Why Use Partition Keys?
The primary reason for using partition keys is to ensure ordered delivery of events within a specific stream or logical entity. Events that share the same partition key are guaranteed to be sent to the same partition, and consequently, they will be processed in the order they were received by that partition.
This is crucial for scenarios where the order of operations matters, such as:
- Processing sensor readings from a specific device.
- Handling transactions for a particular user account.
- Maintaining the sequence of commands for a single client.
How Partition Keys Work
When an event is sent to an Event Hub:
- If a partition key is provided, Event Hubs uses a hash function on the key's value.
- The resulting hash is used to select a specific partition to which the event will be appended.
- If no partition key is provided, Event Hubs will choose a partition randomly, distributing the load across available partitions.
The internal partitioning mechanism ensures that identical partition keys always map to the same partition. This deterministic behavior is the basis for ordered processing.
Important Note: While partition keys ensure order within a partition, they do not guarantee order across different partitions. Events with different partition keys can be interleaved.
Choosing a Good Partition Key
The effectiveness of partition keys heavily relies on the choice of key. A good partition key should:
- Ensure Ordering: The key should represent an entity for which ordered processing is required.
- Distribute Load Evenly: If you have many entities requiring ordering, choose keys that are diverse enough to distribute events across multiple partitions. A single, highly active entity could overload a single partition.
- Be Stable: The partition key for an entity should not change over time.
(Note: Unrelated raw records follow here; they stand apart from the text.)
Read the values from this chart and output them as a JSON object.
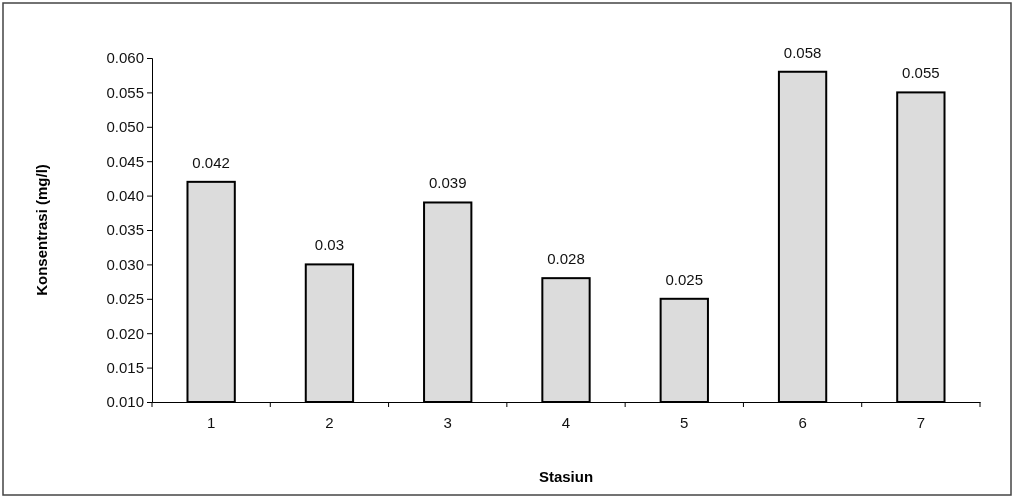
{
  "chart_data": {
    "type": "bar",
    "xlabel": "Stasiun",
    "ylabel": "Konsentrasi (mg/l)",
    "categories": [
      "1",
      "2",
      "3",
      "4",
      "5",
      "6",
      "7"
    ],
    "values": [
      0.042,
      0.03,
      0.039,
      0.028,
      0.025,
      0.058,
      0.055
    ],
    "color": "#dcdcdc",
    "data_labels": true,
    "grid": false,
    "ylim": [
      0.01,
      0.06
    ],
    "yticks": [
      {
        "value": 0.01,
        "label": "0.010"
      },
      {
        "value": 0.015,
        "label": "0.015"
      },
      {
        "value": 0.02,
        "label": "0.020"
      },
      {
        "value": 0.025,
        "label": "0.025"
      },
      {
        "value": 0.03,
        "label": "0.030"
      },
      {
        "value": 0.035,
        "label": "0.035"
      },
      {
        "value": 0.04,
        "label": "0.040"
      },
      {
        "value": 0.045,
        "label": "0.045"
      },
      {
        "value": 0.05,
        "label": "0.050"
      },
      {
        "value": 0.055,
        "label": "0.055"
      },
      {
        "value": 0.06,
        "label": "0.060"
      }
    ]
  }
}
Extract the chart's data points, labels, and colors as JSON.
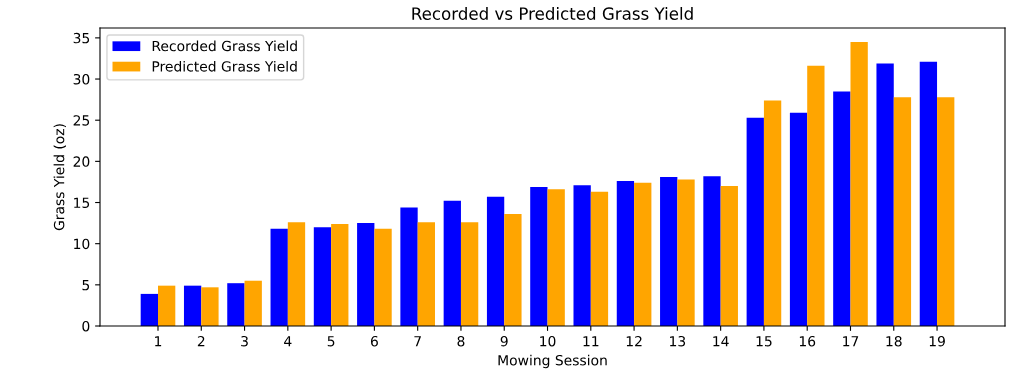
{
  "chart_data": {
    "type": "bar",
    "title": "Recorded vs Predicted Grass Yield",
    "xlabel": "Mowing Session",
    "ylabel": "Grass Yield (oz)",
    "categories": [
      "1",
      "2",
      "3",
      "4",
      "5",
      "6",
      "7",
      "8",
      "9",
      "10",
      "11",
      "12",
      "13",
      "14",
      "15",
      "16",
      "17",
      "18",
      "19"
    ],
    "series": [
      {
        "name": "Recorded Grass Yield",
        "color": "#0000ff",
        "values": [
          3.9,
          4.9,
          5.2,
          11.8,
          12.0,
          12.5,
          14.4,
          15.2,
          15.7,
          16.9,
          17.1,
          17.6,
          18.1,
          18.2,
          25.3,
          25.9,
          28.5,
          31.9,
          32.1
        ]
      },
      {
        "name": "Predicted Grass Yield",
        "color": "#ffa500",
        "values": [
          4.9,
          4.7,
          5.5,
          12.6,
          12.4,
          11.8,
          12.6,
          12.6,
          13.6,
          16.6,
          16.3,
          17.4,
          17.8,
          17.0,
          27.4,
          31.6,
          34.5,
          27.8,
          27.8
        ]
      }
    ],
    "ylim": [
      0,
      36.2
    ],
    "yticks": [
      0,
      5,
      10,
      15,
      20,
      25,
      30,
      35
    ],
    "grid": false,
    "legend": "top left"
  }
}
Common examples of partition keys include:
- Device ID
- User ID
- Session ID
- Transaction ID
Example: Sending Events with Partition Keys (Conceptual)
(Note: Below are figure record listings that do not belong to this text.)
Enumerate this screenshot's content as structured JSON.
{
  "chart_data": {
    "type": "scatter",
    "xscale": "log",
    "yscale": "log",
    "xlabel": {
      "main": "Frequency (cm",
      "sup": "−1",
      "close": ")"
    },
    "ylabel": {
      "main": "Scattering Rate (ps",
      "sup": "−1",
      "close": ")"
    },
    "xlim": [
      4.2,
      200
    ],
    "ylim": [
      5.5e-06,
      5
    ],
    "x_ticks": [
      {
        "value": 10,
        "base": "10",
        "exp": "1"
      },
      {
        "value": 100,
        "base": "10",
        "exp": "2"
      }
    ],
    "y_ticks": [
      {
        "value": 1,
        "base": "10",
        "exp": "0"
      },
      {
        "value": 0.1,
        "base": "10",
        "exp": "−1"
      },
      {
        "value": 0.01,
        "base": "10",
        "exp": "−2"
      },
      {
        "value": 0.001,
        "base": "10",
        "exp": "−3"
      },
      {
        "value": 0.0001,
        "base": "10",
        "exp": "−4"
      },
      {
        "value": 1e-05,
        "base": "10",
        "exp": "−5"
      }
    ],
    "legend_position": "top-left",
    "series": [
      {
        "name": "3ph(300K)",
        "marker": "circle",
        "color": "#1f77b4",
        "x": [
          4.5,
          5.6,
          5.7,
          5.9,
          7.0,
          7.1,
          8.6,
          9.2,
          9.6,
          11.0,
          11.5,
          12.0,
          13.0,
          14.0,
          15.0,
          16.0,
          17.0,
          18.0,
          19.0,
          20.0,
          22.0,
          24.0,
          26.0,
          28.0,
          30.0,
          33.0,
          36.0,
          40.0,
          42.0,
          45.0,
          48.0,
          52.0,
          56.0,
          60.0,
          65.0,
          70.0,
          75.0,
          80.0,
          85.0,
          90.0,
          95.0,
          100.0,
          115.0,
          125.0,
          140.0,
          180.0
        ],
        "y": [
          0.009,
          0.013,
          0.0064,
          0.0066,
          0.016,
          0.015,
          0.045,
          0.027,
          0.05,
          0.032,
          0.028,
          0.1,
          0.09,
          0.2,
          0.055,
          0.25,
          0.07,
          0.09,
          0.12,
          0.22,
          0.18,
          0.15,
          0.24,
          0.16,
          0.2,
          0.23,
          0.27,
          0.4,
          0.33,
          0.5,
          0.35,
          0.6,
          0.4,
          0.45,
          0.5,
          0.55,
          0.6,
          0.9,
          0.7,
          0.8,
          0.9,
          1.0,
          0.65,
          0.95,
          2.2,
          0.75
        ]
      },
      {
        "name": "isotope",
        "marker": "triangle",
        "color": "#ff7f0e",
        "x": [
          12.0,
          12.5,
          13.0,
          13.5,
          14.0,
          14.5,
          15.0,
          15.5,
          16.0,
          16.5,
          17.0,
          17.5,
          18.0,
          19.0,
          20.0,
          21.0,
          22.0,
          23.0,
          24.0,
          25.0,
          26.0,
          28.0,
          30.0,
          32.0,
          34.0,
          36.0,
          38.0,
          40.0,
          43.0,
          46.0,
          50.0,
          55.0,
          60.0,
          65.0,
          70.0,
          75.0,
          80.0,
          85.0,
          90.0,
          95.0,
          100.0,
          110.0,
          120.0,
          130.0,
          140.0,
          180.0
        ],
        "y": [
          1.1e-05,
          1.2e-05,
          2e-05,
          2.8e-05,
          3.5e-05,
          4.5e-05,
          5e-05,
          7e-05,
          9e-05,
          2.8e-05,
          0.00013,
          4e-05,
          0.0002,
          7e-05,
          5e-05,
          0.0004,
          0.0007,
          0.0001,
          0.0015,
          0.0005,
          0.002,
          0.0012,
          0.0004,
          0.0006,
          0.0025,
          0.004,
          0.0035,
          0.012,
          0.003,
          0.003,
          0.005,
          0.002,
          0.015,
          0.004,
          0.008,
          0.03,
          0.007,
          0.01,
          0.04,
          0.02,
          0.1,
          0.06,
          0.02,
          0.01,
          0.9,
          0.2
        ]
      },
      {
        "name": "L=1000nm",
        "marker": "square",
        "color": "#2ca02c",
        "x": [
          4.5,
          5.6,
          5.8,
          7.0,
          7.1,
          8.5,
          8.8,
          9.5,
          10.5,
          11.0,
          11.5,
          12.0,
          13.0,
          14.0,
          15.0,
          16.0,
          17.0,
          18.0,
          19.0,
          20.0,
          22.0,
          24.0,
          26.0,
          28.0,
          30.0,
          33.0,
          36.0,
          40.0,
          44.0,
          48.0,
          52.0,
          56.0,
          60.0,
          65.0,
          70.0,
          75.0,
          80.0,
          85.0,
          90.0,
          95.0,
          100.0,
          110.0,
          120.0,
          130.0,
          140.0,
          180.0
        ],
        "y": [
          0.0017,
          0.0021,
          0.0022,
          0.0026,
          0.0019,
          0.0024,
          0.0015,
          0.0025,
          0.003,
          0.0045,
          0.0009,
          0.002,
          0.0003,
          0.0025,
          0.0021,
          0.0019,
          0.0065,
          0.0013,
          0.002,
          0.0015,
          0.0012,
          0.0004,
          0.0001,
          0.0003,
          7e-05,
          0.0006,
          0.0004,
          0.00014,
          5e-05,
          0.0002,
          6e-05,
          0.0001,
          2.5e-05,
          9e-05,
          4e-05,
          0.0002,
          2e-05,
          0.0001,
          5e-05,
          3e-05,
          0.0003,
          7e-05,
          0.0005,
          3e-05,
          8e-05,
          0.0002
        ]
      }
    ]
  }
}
When publishing events using an SDK, you would typically specify the partition key in the event properties.
// Conceptual example in C#
using Azure.Messaging.EventHubs;
using Azure.Messaging.EventHubs.Producer;
using System.Text;
using System.Threading.Tasks;
// ...
string connectionString = "YOUR_EVENTHUBS_CONNECTION_STRING";
string eventHubName = "YOUR_EVENTHUB_NAME";
await using var producerClient = new EventHubProducerClient(connectionString, eventHubName);
var eventData = new EventData(Encoding.UTF8.GetBytes("{\"message\": \"Temperature reading\"}"));
eventData.PartitionKey = "device-123"; // Assigning a partition key
await producerClient.SendAsync(new[] { eventData });
In this example, all events with the partition key device-123 will be routed to the same partition, ensuring their order of arrival within that partition is preserved.
Considerations
- Partition Count: The total number of partitions in your Event Hub namespace limits the potential parallelism. Even with perfect partitioning, you can't process events faster than the number of partitions allows for.
- Fan-out: If your application logic requires processing events from multiple partitions concurrently, you will use consumer groups. The partition key primarily impacts the producer's routing and the ordering guarantee.
Understanding and effectively utilizing partition keys is key to building robust and scalable streaming applications with Azure Event Hubs.